En la Eucaristía, Jesús no da “algo”, sino a sí mismo; ofrece su cuerpo y derrama su sangre, como el verdadero maná que la humanidad espera, el verdadero “pan del cielo”. En la Eucaristía, están “contenidos verdadera, real y substancialmente el Cuerpo y la Sangre junto con el alma y la divinidad de nuestro Señor Jesucristo, y, por consiguiente, Cristo entero” (Concilio de Trento, DS 1651). En el pan y en el vino, bajo cuya apariencia Cristo se nos entrega en la cena pascual, nos llega toda la vida divina y se comparte con nosotros en la forma del Sacramento, y de esta manera Dios Uno y Trino se une plenamente a nuestra humanidad. (comunión).
Esa presencia sacramental, es la que se sigue haciendo manifestando cada día en la Iglesia, a través del ministerio que ejercen sus sacerdotes. Solo el sacerdote válidamente ordenado con el sacramento del Órden Sacerdotal y en comunión eclesial con el Papa, está capacitado para que, en persona de Jesús, presida el rito de la Eucaristía y obre el milagro de la transubstanciación (convertir el pan y el vino en el Cuerpo y Sangre de Cristo Jesús).
- Jesús pan de Vida Eterna, seguridad de la gloria futura
El hombre ha sido creado para la felicidad eterna y verdadera, que sólo el amor de Dios puede dar. Pero nuestra libertad herida se perdería si no fuera posible experimentar, ya desde ahora, algo del cumplimiento futuro. Aun siendo todavía como «extranjeros y forasteros» (1 P 2,11) en este mundo, participamos ya por la fe, de la plenitud de la vida resucitada, de manera concreta en la celebración Eucarística, en la que el mismo Cristo, vencedor del pecado y de la muerte, se nos presenta como meta última a alcanzar.

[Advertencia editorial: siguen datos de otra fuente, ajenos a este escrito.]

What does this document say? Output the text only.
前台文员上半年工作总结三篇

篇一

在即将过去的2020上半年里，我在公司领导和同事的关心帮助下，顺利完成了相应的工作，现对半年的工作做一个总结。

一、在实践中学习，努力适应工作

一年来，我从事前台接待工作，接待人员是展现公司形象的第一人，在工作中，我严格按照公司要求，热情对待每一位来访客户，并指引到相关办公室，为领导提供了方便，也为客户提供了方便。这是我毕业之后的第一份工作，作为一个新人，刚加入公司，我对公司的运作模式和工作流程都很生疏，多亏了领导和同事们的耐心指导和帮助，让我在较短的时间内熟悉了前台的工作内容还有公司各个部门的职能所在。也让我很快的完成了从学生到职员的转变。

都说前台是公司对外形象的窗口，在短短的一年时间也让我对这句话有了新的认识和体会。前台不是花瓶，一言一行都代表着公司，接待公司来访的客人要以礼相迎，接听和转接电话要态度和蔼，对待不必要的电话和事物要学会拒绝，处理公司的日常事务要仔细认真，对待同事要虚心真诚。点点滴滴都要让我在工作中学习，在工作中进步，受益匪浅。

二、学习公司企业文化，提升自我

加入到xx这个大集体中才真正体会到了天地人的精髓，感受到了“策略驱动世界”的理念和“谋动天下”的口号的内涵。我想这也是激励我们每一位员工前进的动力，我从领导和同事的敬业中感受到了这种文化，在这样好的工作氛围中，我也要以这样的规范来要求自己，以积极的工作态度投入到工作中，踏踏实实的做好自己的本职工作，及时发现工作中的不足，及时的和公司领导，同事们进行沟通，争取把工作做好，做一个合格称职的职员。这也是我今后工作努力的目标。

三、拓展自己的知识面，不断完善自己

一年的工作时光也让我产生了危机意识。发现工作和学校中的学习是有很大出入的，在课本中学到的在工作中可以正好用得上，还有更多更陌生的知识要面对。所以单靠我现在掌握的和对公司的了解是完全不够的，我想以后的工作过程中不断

Vivir la Eucaristía en una apertura sincera del corazón elevado a Dios, significa vivir una experiencia anticipada del cielo. Esto porque primeramente la Iglesia terrena se une a la Iglesia celestial en un único acto de adoración y alabanza a Dios y segundo, porque en la Eucaristía, Jesús se hace para nosotros alimento que comunica la vida divina e inserta en la vida divina, de modo que la comunión con el Cuerpo y la Sangre de Cristo se manifiesta como semilla de vida eterna y potencia de resurrección: «El que come mi carne y bebe mi sangre tiene vida eterna, y yo lo resucitaré en el último día» (Jn 6, 54).
El don de sí mismo que Jesús hace en el Sacramento memorial de su pasión, nos asegura que el culmen de nuestra vida está en la participación en la vida trinitaria, que en él se nos ofrece de manera definitiva y eficaz (SC, 94).
La Iglesia sabe que, ya ahora, el Señor viene en su Eucaristía y que está ahí en medio de nosotros. Sin embargo, esta presencia está velada. Por eso celebramos la Eucaristía expectantes, mientras esperamos la gloriosa venida de Nuestro Salvador Jesucristo pidiendo entrar “[en tu Reino], donde esperamos gozar todos juntos de la plenitud eterna de tu gloria; allí enjugarás las lágrimas de nuestros ojos, porque, al contemplarte como Tú eres, Dios nuestro, seremos para siempre semejantes a ti y cantaremos eternamente tus alabanzas, por Cristo, Señor Nuestro” (Plegaria Eucarística III).